Professor David Dowdy
Biography
David Dowdy, Associate Professor of Epidemiology at Johns Hopkins University (Baltimore, USA) is an infectious disease epidemiologist with interdisciplinary expertise in epidemiology, health economics, and mathematical modeling. His content area of greatest familiarity is mathematical and simulation modeling of interventions to control tuberculosis (TB) and HIV. As a health economist, he has conducted economic evaluations of numerous HIV and TB-related interventions in over ten countries across sub-Saharan Africa and Southeast Asia, and has experience in empiric costing from the patient and health system perspective as well as preference elicitation using discrete choice methodology.

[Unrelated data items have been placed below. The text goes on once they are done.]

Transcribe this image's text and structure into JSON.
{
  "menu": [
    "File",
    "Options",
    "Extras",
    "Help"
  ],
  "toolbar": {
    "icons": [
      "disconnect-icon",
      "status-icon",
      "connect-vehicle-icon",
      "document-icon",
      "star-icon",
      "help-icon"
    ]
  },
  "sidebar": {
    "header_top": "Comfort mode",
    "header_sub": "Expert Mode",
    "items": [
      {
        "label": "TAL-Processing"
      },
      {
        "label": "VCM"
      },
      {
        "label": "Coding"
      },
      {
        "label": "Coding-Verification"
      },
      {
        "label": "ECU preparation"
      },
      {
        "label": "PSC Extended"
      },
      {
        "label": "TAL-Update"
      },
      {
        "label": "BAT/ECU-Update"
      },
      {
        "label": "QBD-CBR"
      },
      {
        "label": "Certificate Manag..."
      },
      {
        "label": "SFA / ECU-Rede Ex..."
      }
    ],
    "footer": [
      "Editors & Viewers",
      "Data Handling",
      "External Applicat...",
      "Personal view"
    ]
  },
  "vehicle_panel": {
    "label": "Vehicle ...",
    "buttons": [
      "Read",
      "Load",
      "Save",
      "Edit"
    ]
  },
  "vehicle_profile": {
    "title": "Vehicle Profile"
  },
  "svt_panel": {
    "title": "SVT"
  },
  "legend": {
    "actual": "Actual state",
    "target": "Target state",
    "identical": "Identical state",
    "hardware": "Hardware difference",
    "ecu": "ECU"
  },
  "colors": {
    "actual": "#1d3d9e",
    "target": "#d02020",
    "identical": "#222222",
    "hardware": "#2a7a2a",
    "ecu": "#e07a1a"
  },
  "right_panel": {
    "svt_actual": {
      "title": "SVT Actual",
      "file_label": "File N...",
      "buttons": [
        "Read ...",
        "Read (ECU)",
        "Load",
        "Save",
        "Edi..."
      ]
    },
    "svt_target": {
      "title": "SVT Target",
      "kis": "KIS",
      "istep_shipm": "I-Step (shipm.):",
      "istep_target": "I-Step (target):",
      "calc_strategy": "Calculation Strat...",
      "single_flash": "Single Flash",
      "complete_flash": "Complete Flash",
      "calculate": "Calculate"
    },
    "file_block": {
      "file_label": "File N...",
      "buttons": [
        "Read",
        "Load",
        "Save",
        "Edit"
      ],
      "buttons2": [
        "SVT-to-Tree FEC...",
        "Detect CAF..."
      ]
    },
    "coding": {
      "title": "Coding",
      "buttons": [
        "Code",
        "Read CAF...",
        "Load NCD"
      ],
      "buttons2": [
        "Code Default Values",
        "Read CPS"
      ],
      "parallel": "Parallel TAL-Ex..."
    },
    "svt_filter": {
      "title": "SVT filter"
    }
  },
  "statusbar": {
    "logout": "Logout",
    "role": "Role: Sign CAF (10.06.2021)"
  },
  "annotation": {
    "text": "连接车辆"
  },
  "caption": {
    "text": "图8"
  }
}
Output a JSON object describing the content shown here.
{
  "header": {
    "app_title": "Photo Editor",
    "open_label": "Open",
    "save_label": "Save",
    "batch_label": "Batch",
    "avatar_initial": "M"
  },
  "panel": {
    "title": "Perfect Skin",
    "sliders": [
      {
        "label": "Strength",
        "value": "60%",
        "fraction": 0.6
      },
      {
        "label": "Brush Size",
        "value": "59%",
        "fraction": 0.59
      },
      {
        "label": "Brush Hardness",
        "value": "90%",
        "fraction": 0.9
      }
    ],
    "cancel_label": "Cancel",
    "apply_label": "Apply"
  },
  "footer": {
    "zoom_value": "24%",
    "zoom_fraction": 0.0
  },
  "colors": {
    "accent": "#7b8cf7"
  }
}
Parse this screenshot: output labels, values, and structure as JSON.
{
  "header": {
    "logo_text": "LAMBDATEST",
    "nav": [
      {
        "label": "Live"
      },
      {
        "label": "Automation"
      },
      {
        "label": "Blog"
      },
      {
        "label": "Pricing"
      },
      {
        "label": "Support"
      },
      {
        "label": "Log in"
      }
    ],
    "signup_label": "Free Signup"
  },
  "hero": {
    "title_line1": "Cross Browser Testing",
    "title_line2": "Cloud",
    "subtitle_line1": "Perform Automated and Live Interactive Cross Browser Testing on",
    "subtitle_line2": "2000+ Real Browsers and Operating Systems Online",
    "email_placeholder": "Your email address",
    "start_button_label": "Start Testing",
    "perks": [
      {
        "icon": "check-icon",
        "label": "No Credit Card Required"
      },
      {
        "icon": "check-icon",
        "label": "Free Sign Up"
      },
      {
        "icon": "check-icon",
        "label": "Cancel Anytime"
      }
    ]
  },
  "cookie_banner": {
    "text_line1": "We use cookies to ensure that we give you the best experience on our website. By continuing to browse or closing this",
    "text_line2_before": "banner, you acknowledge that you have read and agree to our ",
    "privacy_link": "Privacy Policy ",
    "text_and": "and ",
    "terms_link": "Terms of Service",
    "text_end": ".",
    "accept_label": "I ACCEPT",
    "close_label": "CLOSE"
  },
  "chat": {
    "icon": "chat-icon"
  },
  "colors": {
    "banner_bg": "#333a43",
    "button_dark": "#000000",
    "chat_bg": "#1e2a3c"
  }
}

Dr Dowdy has similarly conducted a variety of epidemiological studies – from pragmatic cluster randomized trials to detailed observational studies of transmission – to inform local decision-making and more effective decision modeling. He has used such models to evaluate the epidemiological and economic impact of improved TB and TB/HIV diagnostic and therapeutic strategies, both locally and globally. Dr Dowdy serves on the steering committee of the Gates Foundation-funded TB Modeling and Analysis Consortium, is an active member of the Johns Hopkins Center for TB Research and the Uganda Tuberculosis Implementation Research Consortium (U-TIRC).